SICUREZZA SCOLASTICA E MONOPOLI ATTRAVERSO LA VISURA CAMERALE

Dalla pagina relativa all’edilizia scolastica del Ministero della Pubblica Istruzione si apprende che :

“La prima fase del Piano per l’edilizia scolastica del governo ha preso il via. Tre i filoni che lo compongono: scuolebelle, scuolesicure, scuolenuove. Solo nella sua prima fase il Piano coinvolgerà 4 milioni di studenti italiani e una scuola su due con oltre un miliardo (1.094.000.000) di risorse stanziate. Il capitolo scuolebelle comprende tutti gli interventi di piccola manutenzione. Nelle scuolesicure sono in programma opere di messa a norma e messa in sicurezza. Rifacimento o costruzione di nuovi plessi, infine, riguardano il filone scuolenuove.”

 

La speranza è che gli istituti scolastici interessati possano essere veramente sicuri, belli e nuovi, visto quanto è successo nel dicembre scorso in un comune ligure, secondo un’inchiesta realizzata da un blog indipendente che cita:

“Il Comune ha infatti assegnato la gara per garantire la sicurezza della scuola elementare attraverso la classica gara al massimo ribasso (quando invece poteva utilizzare criteri diversi). In altre parole chi offre il ribasso più alto vince. I ribassi che apparirebbero quindi “anomali”, in una gara così sono invece validi, anzi validissimi e premiati!”.

Tra le cinque imprese partecipanti  un’azienda si è aggiudicata l’appalto con un ribasso di oltre il 70%.

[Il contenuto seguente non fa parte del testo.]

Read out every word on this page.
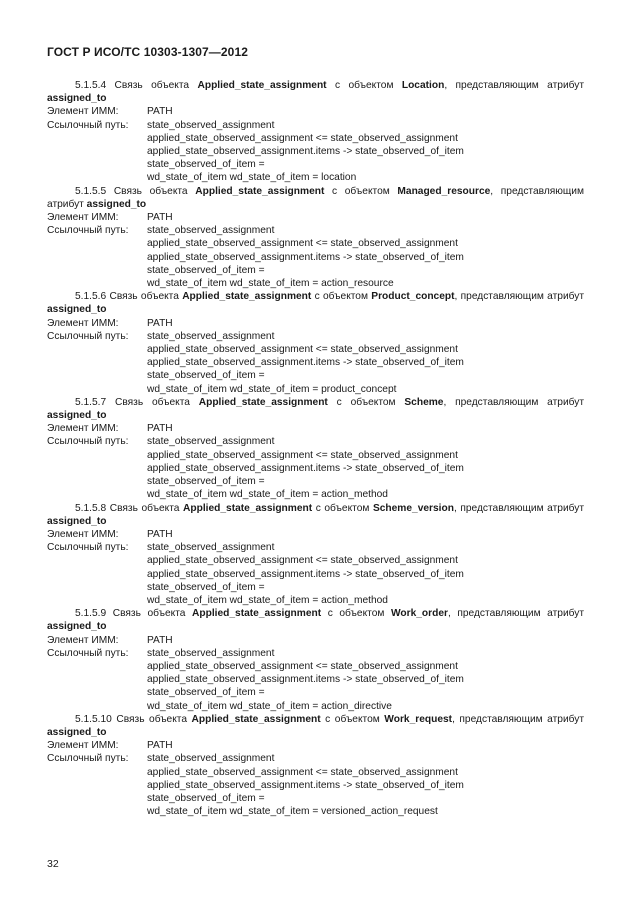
ГОСТ Р ИСО/ТС 10303-1307—2012
5.1.5.4 Связь объекта Applied_state_assignment с объектом Location, представляющим атрибут assigned_to
Элемент ИММ:	PATH
Ссылочный путь:	state_observed_assignment
applied_state_observed_assignment <= state_observed_assignment
applied_state_observed_assignment.items -> state_observed_of_item
state_observed_of_item =
wd_state_of_item wd_state_of_item = location
5.1.5.5 Связь объекта Applied_state_assignment с объектом Managed_resource, представляющим атрибут assigned_to
Элемент ИММ:	PATH
Ссылочный путь:	state_observed_assignment
applied_state_observed_assignment <= state_observed_assignment
applied_state_observed_assignment.items -> state_observed_of_item
state_observed_of_item =
wd_state_of_item wd_state_of_item = action_resource
5.1.5.6 Связь объекта Applied_state_assignment с объектом Product_concept, представляющим атрибут assigned_to
Элемент ИММ:	PATH
Ссылочный путь:	state_observed_assignment
applied_state_observed_assignment <= state_observed_assignment
applied_state_observed_assignment.items -> state_observed_of_item
state_observed_of_item =
wd_state_of_item wd_state_of_item = product_concept
5.1.5.7 Связь объекта Applied_state_assignment с объектом Scheme, представляющим атрибут assigned_to
Элемент ИММ:	PATH
Ссылочный путь:	state_observed_assignment
applied_state_observed_assignment <= state_observed_assignment
applied_state_observed_assignment.items -> state_observed_of_item
state_observed_of_item =
wd_state_of_item wd_state_of_item = action_method
5.1.5.8 Связь объекта Applied_state_assignment с объектом Scheme_version, представляющим атрибут assigned_to
Элемент ИММ:	PATH
Ссылочный путь:	state_observed_assignment
applied_state_observed_assignment <= state_observed_assignment
applied_state_observed_assignment.items -> state_observed_of_item
state_observed_of_item =
wd_state_of_item wd_state_of_item = action_method
5.1.5.9 Связь объекта Applied_state_assignment с объектом Work_order, представляющим атрибут assigned_to
Элемент ИММ:	PATH
Ссылочный путь:	state_observed_assignment
applied_state_observed_assignment <= state_observed_assignment
applied_state_observed_assignment.items -> state_observed_of_item
state_observed_of_item =
wd_state_of_item wd_state_of_item = action_directive
5.1.5.10 Связь объекта Applied_state_assignment с объектом Work_request, представляющим атрибут assigned_to
Элемент ИММ:	PATH
Ссылочный путь:	state_observed_assignment
applied_state_observed_assignment <= state_observed_assignment
applied_state_observed_assignment.items -> state_observed_of_item
state_observed_of_item =
wd_state_of_item wd_state_of_item = versioned_action_request
32
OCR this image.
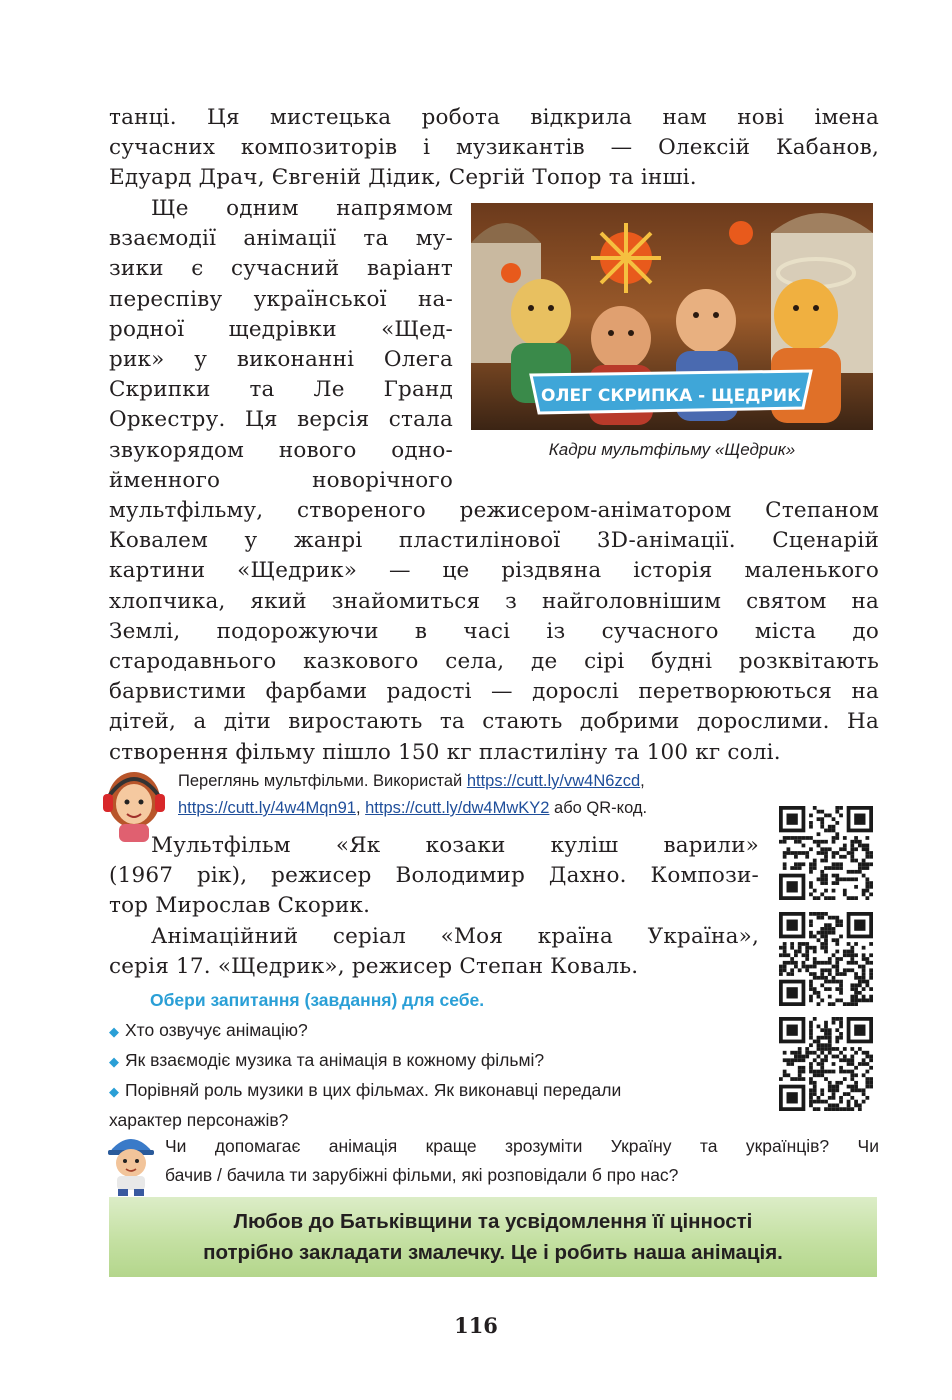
танці. Ця мистецька робота відкрила нам нові імена
сучасних композиторів і музикантів — Олексій Кабанов,
Едуард Драч, Євгеній Дідик, Сергій Топор та інші.
Ще одним напрямом
взаємодії анімації та му-
зики є сучасний варіант
переспіву української на-
родної щедрівки «Щед-
рик» у виконанні Олега
Скрипки та Ле Гранд
Оркестру. Ця версія стала
звукорядом нового одно-
йменного новорічного
ОЛЕГ СКРИПКА - ЩЕДРИК
Кадри мультфільму «Щедрик»
мультфільму, створеного режисером-аніматором Степаном
Ковалем у жанрі пластилінової 3D-анімації. Сценарій
картини «Щедрик» — це різдвяна історія маленького
хлопчика, який знайомиться з найголовнішим святом на
Землі, подорожуючи в часі із сучасного міста до
стародавнього казкового села, де сірі будні розквітають
барвистими фарбами радості — дорослі перетворюються на
дітей, а діти виростають та стають добрими дорослими. На
створення фільму пішло 150 кг пластиліну та 100 кг солі.
Переглянь мультфільми. Використай https://cutt.ly/vw4N6zcd,
https://cutt.ly/4w4Mqn91, https://cutt.ly/dw4MwKY2 або QR-код.
Мультфільм «Як козаки куліш варили»
(1967 рік), режисер Володимир Дахно. Компози-
тор Мирослав Скорик.
Анімаційний серіал «Моя країна Україна»,
серія 17. «Щедрик», режисер Степан Коваль.
Обери запитання (завдання) для себе.
◆ Хто озвучує анімацію?
◆ Як взаємодіє музика та анімація в кожному фільмі?
◆ Порівняй роль музики в цих фільмах. Як виконавці передали
характер персонажів?
Чи допомагає анімація краще зрозуміти Україну та українців? Чи
бачив / бачила ти зарубіжні фільми, які розповідали б про нас?
Любов до Батьківщини та усвідомлення її цінності
потрібно закладати змалечку. Це і робить наша анімація.
116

I numeri della gara: costo dell’intervento a base di gara 206.879,00 euro, importo di aggiudicazione di 110.690,91 euro, e costo complessivo di contratto di 145.700,00 euro. Ovviamente con una somma disponibile (in caso, ad esempio, di varianti in corso d’opera) di ulteriori 61.179,00 euro (che nel caso fossero attribuite alla vincitrice per l’esecuzione di qualche variante farebbero ridurre quel margine del 14.717 % che ha permesso all’impresa sopra citata di prevalere sulla seconda offerta).

Tutto regolare, per carità. Ma può essere condivisibile la scelta di assegnare una gara per la realizzazione di un intervento importante come il “consolidamento statico e miglioramento sismico” di una scuola elementare con il massimo ribasso?

Dalla visura camerale della suddetta società si evince che la stessa ha partecipazioni in altre aziende ben inserite negli appalti pubblici; non solo: la società nel solo 2014 si è aggiudicata diversi importanti lavori per conto anche dello stesso Comune, mettendo così in evidenza il monopolio sul territorio a scapito di altre imprese più piccole e magari in maggiore difficoltà economica e finanziaria.

Sempre dalla visura camerale e dal bilancio si apprende che la stessa era anche socia di due delle aziende presenti in un altro importante intervento nel capoluogo.

In seguito ad episodi come quello citato viene spontaneo chiedersi quanto sia giusto, in ambito di sicurezza scolastica e pubblica in generale, rendere plausibile e legittima una logica di valutazione al ribasso, a favore di aziende che, pur di aggiudicarsi la gara, si potrebbero avvalere di maestranze poco qualificate e materiali scadenti e poco efficaci a garantire la sicurezza dei nostri figli.